There comes a time in every hit man or woman’s life to hang up the garrotte and stow away the guns. The assassin protagonists of these books are understandably world- and work-weary, but old habits die hard when you’re a killer for hire.
It’s impossible not to like Billie, Mary Alice, Natalie and Helen, even if Deanna Raybourn’s Killers of a Certain Age makes it abundantly clear that the quartet could easily kill someone and get away with it if they so desired. After all, they’ve done just that many, many times during their 40-year careers as elite assassins for an international organization called the Museum.
The women are smart and funny, each with a specialty (poison, bombs, weapons) and all with extensive training in planning and carrying out assassinations. As Billie quips, “Our job is to eliminate people who need killing.” So it’s quite a shock when, before they’ve even had a chance to enjoy the all-expenses-paid retirement cruise arranged by the Museum, the women realize someone has decided that they need killing—someone who just might be on the board of their former employer. The women take a moment to indulge their anger like any longtime employee would (“We’ve given forty years to those assholes and this is how they repay us.”) and then surge into action, joining forces to figure out who’s after them and why.

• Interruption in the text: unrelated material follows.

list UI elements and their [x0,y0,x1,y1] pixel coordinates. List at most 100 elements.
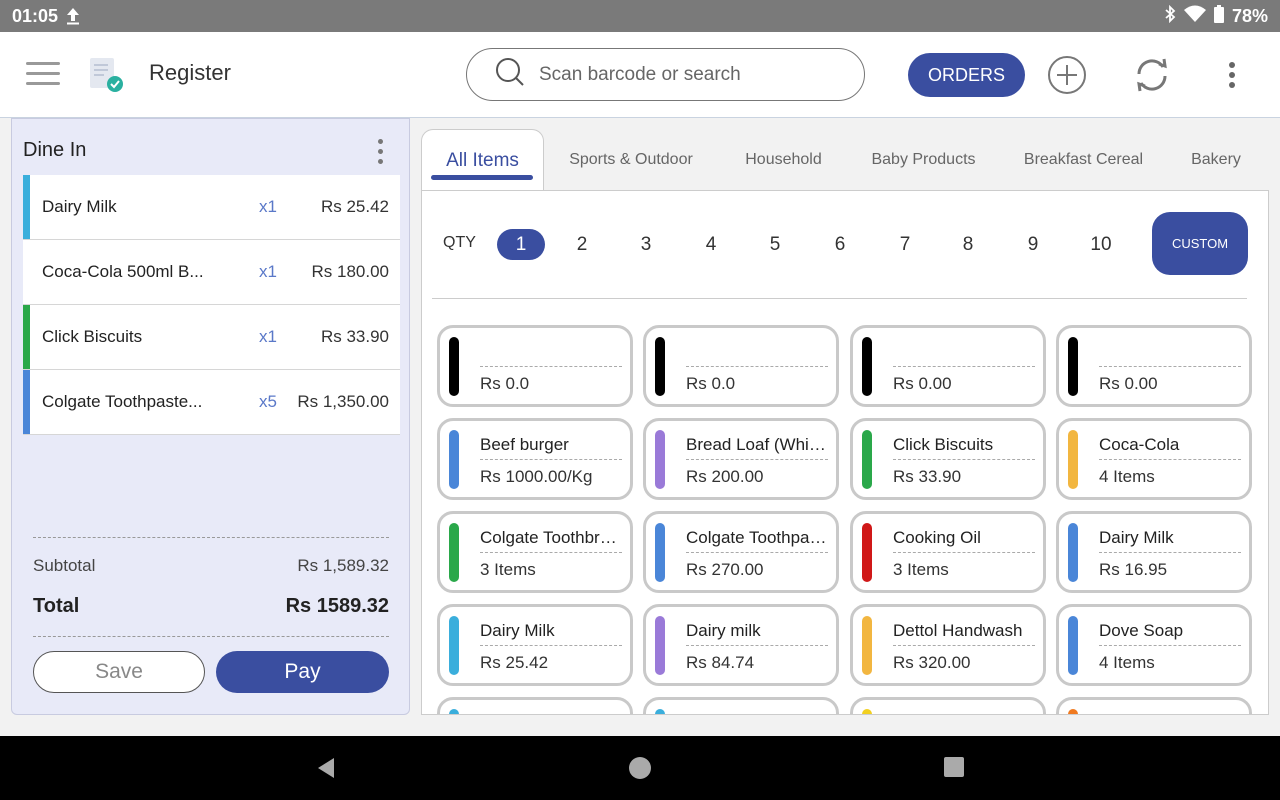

Raybourn, an Edgar finalist and bestselling author of the Veronica Speedwell historical mystery series, has created a group of protagonists who are as reliably charming as they are impressively badass. It’s fascinating to follow along as they map out routes, create disguises, work their connections and improvise weapons. They handle it all with practiced aplomb, even if they occasionally groan with aggravation after battles to the death leave them feeling achier than they used to. But the four “avenging goddesses” are also able to use sexism and ageism to their strategic advantage, given that the combo renders them virtually invisible.

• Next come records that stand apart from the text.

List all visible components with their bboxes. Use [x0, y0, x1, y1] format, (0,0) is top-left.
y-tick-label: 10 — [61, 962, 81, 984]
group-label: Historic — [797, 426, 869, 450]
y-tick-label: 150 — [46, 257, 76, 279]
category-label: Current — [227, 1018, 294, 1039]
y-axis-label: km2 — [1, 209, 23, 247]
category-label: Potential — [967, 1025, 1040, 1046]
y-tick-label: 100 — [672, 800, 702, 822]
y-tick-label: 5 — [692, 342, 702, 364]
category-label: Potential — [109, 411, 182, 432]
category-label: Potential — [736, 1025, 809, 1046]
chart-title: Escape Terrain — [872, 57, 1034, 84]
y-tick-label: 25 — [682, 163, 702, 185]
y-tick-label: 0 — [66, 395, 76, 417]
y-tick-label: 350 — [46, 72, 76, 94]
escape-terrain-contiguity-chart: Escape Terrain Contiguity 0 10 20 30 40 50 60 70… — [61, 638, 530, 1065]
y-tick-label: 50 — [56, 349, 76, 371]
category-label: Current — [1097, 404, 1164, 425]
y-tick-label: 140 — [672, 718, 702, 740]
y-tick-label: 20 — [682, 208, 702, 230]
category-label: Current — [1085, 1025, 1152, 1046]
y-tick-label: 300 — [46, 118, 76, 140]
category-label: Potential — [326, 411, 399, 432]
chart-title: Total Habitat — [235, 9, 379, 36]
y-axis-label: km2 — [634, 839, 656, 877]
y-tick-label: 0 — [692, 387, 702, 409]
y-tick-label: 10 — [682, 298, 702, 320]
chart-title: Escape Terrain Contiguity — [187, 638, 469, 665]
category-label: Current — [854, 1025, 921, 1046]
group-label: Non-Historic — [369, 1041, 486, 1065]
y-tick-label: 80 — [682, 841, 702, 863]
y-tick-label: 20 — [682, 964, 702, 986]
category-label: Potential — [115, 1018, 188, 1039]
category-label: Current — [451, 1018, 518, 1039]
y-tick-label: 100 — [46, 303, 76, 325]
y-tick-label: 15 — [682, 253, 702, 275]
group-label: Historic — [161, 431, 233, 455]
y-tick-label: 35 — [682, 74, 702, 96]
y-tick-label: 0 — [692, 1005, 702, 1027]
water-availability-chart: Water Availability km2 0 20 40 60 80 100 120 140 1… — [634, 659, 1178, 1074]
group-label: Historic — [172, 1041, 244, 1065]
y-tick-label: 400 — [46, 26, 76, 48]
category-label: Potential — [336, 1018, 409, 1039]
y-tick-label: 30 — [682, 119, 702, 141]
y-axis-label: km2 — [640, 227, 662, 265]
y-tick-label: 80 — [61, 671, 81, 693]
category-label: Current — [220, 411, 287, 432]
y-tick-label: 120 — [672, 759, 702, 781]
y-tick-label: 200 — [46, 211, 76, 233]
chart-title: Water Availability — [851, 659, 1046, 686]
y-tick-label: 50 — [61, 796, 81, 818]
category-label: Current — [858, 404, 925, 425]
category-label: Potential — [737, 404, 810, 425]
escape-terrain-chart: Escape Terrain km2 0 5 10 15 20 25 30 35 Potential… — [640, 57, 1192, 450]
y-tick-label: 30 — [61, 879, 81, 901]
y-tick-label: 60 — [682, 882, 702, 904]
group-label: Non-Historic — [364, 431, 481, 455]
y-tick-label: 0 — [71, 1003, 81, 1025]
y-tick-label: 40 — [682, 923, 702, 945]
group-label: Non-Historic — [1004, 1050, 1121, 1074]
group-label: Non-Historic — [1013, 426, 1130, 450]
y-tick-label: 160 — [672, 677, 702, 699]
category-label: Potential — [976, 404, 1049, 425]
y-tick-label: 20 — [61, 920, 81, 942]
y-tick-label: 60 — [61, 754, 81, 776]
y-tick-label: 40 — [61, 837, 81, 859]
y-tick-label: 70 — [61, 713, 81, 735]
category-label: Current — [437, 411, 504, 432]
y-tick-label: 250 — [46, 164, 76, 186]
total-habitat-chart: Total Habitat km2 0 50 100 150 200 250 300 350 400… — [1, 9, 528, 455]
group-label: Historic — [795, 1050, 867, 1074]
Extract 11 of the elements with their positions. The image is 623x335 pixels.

Ingenuity and instinct combine with deadly determination in this memorable thriller that celebrates friendship, ponders the meaning of loyalty, and offers plenty of action-packed entertainment among all the, well, killing.
In contrast to the ladies’ collaborative approach, there can only be one top-notch killer in the world of Seventeen. Screenwriter John Brownlow’s debut novel gives that number one spot to his brashly confident narrator, a man known only as Seventeen.

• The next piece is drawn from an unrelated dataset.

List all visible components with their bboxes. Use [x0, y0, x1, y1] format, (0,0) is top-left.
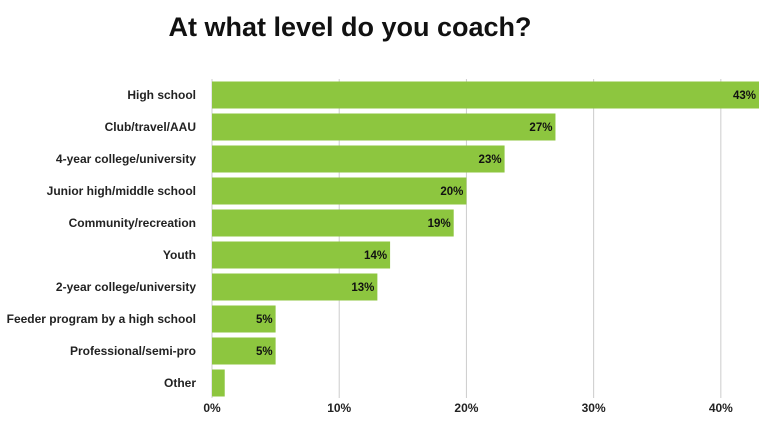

To achieve assassin supremacy, you must kill your predecessor—but Sixteen suddenly disappeared eight years ago. He’s the first assassin in 100 years to have done so, making Seventeen the only one who hasn’t truly earned his spot, according to his handler (who, of course, goes by “Handler”). Seventeen’s a consummate professional nonetheless, with a practical approach to his work: “I’m not saying what I do is a public service exactly, but actions have consequences.”
Now, though, it seems Seventeen himself may have begun to suffer the consequences of his chosen career path. After a multitarget assignment gets a bit messy, and he completes two subsequent jobs in Berlin without his usual finesse, he worries he might be losing his touch, and it seems like Handler might agree. When he informs Seventeen his next job is to find Sixteen and take him out, Seventeen’s hunch intensifies. Can he find and finish Sixteen before Handler sends someone else to finish him, too?
Brownlow’s snappy prose and brief chapters will have readers eagerly flipping the pages. Sixteen may be off the grid, but he’s not going to be off his game: He’s too smart to let his guard down, and he’s got 20 years of experience on Seventeen. As the ultimate showdown nears, compelling secondary characters add to the darkly humorous fun, intense action scenes amp up the suspense, and Seventeen reflects on the tragic childhood events that set him on his ruthless career path. That exploration of the far-ranging effects of trauma, as well as forays into geopolitics and governmental corruption, bolster the cleverly constructed, propulsive thrill ride that is Seventeen.